Mickey North Rizza — An Interview: Looking Back, Accelerating Forward (Part 5)

Please click here for Part 1, Part 2, Part 3, and Part 4 of this series.

Spend Matters: What is your view on innovative strategies for procurement in the BravoSolution customer base? What are you looking at beyond the basics?

Mickey North Rizza: Understanding whether a company has the right source of supply will be so critical. Coming up with innovative options, such as changing the point of supply to different areas/regions/locales based on creating flexible, localized supply chains will become the ante for many companies. We'll see huge shifts around managing margin pressures for more commoditized products, for sure, including localized raw materials sourcing strategies (but thinking globally around aggregate cost, risk exposure, etc.)

Another area we'll look at closely with clients is how best to think about managing domestic supply chains. The WSJ had a good story recently about how manufacturing is coming back into the states. Where manufacturing is coming back, I see two critical thoughts for procurement and sourcing. First, you have to have the right set of local suppliers to support local business on the indirect side. You also need to set up multiple options and contingencies -- including local and global sourcing across multiple tiers so the business is supported completely; ie no exposure.

When you start thinking about rebuilding local supply bases (and to what tier you want to rebuild them), you need to think about broader supply chain strategy, demographics, regional economies, etc. The WSJ mentioned Whirlpool and what they're dong overseas and back at home, plus the history behind it. When Whirlpool originally moved offshore, they focused on lower wage levels. Price pressure and commoditization drove them to low cost sources originally.

But now these types of strategies are evolving. Companies need to make fewer product configurations because of price pressure on margins -- becoming really good at building fewer SKUs on a total cost basis. Or you'll need to build very high-end ticket items that can penetrate enough shares to drive both top and bottom line impact. In some cases, companies will need to sell hundreds or thousands of lower-end items to equate to a top-end ticket on a margin basis, even in the same product category, such as Whirlpool and others that have kitchen goods (toasters, espresso machines, etc.)

The ultimate returns will equate to how you manage transactions globally and locally. You will need the right talent to manage supplier networks and turn on/off different regions based on a wide range of criteria -- material costs, labor costs, market access (sales), tariffs, duties, shipping costs, etc. In this post LCCS world, the mindset has to shift away from arbitrage to exploration and understanding of what value is required and what businesses well. It's not easy.

Spend Matters: What's on your mind that others are not thinking of yet?

Mickey North Rizza: I don't think there is enough focus on the broader topic of procurement value. Procurement and supply management have always been looked at as areas to reduce costs. But it hasn't been seen as a strategic value-add to the business -- year over year cost reduction, cost out, and cost avoidance have always been the primary focal points, but the real value is not being tapped. Part of this is certainly the wrong leadership. It also comes down to successfully addressing top-level management challenges. Sometimes it's procurement leadership, which is looking to get more value out of procurement based on the current rules, rather than educating the business on what procurement could really be doing.

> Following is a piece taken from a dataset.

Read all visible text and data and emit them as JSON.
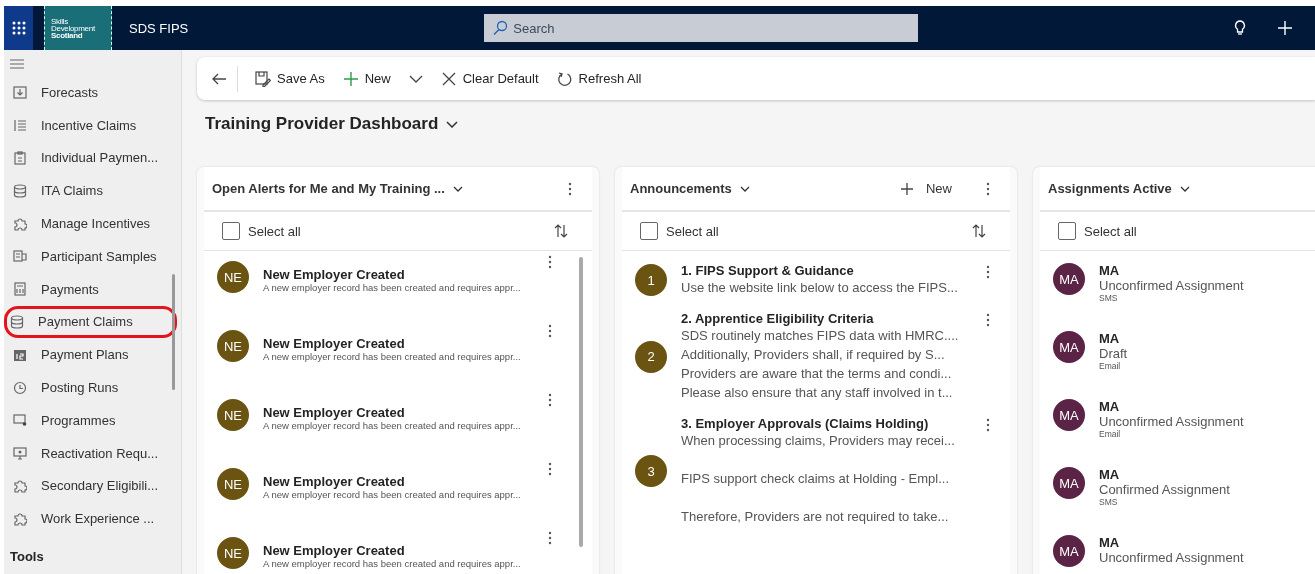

I really think if I step back that most organizations are missing the mark. There's an organizational mismatch. Part of this is the lingering (or starting again, based on your view) recession. But cost reduction, especially in a volatile commodity world, should not be the only goal. On that topic, there are far too many organizations that do not manage their raw materials/commodities. There is a gap there. Margins can be won and lost by the right raw material strategy.

More broadly, there are top and bottom-line areas that procurement should be addressing. When you manage procurement right, you can gain leverage on the topline. But connections are not being made. Moreover, procurement can create bottom and top line approaches by going beyond the current charter, such as Delta Airlines buying a refinery to ensure their supply. Another are the auto companies who bought tire companies. This is the type of day-to-day procurement value that when done right magnifies itself by becoming part of the strategy to solve the business problems and ensure success.

In addition, far too many organizations still put emphasis on going after revenue and top line/sales and marketing without thinking about how procurement and supply chain should be playing into a revenue growth strategy. Think about where companies would be if they put as much emphasis on strategically managing the supply side of the business, including the hooks it has into potential top-line plays, as they do on sales and marketing. That's where business needs to go for pure success, evangelism inside companies will be key .

I'm looking forward to playing a more active role, not just as a distant adviser, but as a hands-on player in the transformation of procurement going forward inside companies. In many ways, this is the full-circle move that I've been wanting all of these years and it builds on everything I've learned to date.

Spend Matters would like to thank Mickey North Rizza. We've invited Mickey to contribute to Spend Matters from time-to-time as her schedule permits. Once she is ramped with her clients, we're sure that she'll have some great, grounded advice for our readers.